O apartamento atribuído ao síndico Cléber Rosa de Oliveira, que confessou o assassinato da corretora de imóveis Daiane Alves de Souza, de 43 anos, foi invadido e severamente danificado nesta quarta-feira (28), em Caldas Novas, no sul de Goiás. Áreas comuns do edifício onde a vítima morava também foram alvo de pichações, ampliando o clima de tensão no condomínio.
Imagens registradas no local mostram quebra do quadro de energia, móveis revirados e televisor com a tela destruída. Nas paredes, inscrições em tinta vermelha com a palavra “assassino” aparecem tanto no interior do apartamento quanto em espaços compartilhados, como a recepção. Sofás, janelas e uma parede da área comum também apresentam sinais de vandalismo.
A Polícia Militar esteve no prédio e documentou os danos. Procurada, a Polícia Civil informou que apura a autoria das depredações e se houve participação de mais de uma pessoa, além de avaliar eventuais responsabilidades penais decorrentes do episódio. Até a última atualização, não havia confirmação de suspeitos identificados.
O caso ocorre poucas horas após a localização do corpo de Daiane, encontrada na madrugada desta quarta-feira (28) em uma área de mata a cerca de 15 quilômetros de Caldas Novas, às margens da GO-213. Segundo a Polícia Civil, o local foi indicado pelo próprio Cléber Rosa, que confessou o crime.

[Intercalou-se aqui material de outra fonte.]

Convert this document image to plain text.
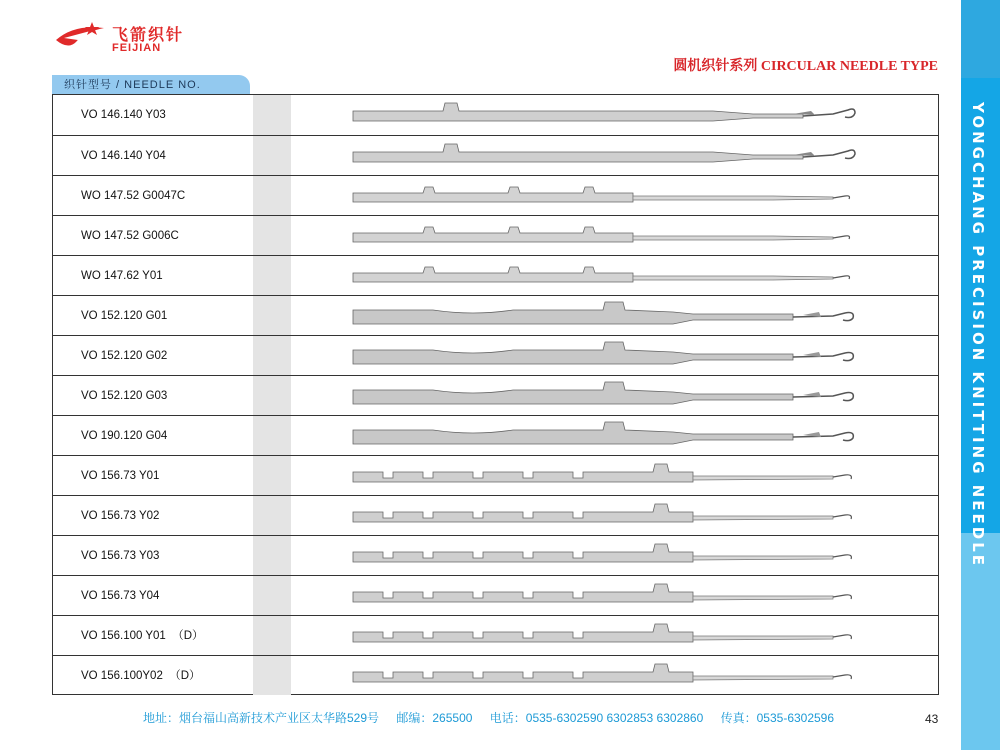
飞箭织针
FEIJIAN
圆机织针系列 CIRCULAR NEEDLE TYPE
织针型号 / NEEDLE NO.
VO 146.140 Y03
VO 146.140 Y04
WO 147.52 G0047C
WO 147.52 G006C
WO 147.62 Y01
VO 152.120 G01
VO 152.120 G02
VO 152.120 G03
VO 190.120 G04
VO 156.73 Y01
VO 156.73 Y02
VO 156.73 Y03
VO 156.73 Y04
VO 156.100 Y01  （D）
VO 156.100Y02  （D）
YONGCHANG PRECISION KNITTING NEEDLE
地址：烟台福山高新技术产业区太华路529号 邮编：265500 电话：0535-6302590 6302853 6302860 传真：0535-6302596	43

O desaparecimento da corretora havia sido registrado em 17 de dezembro, quando ela desceu ao subsolo do prédio para verificar o desligamento de energia de seu apartamento.
As investigações apontam que síndico e vítima mantinham histórico de conflitos, com registros de desentendimentos e denúncias anteriores, incluindo episódios de perseguição e interrupções de serviços essenciais. A apuração do homicídio segue sob responsabilidade da Polícia Civil, que aguarda laudos periciais e a conclusão de diligências complementares para esclarecer a dinâmica e eventual participação de terceiros.
Autoridades reforçam que atos de depredação e pichação configuram crime e não substituem o devido processo legal. O condomínio informou que colabora com as forças de segurança e avalia medidas para recompor as áreas danificadas e reforçar a segurança interna.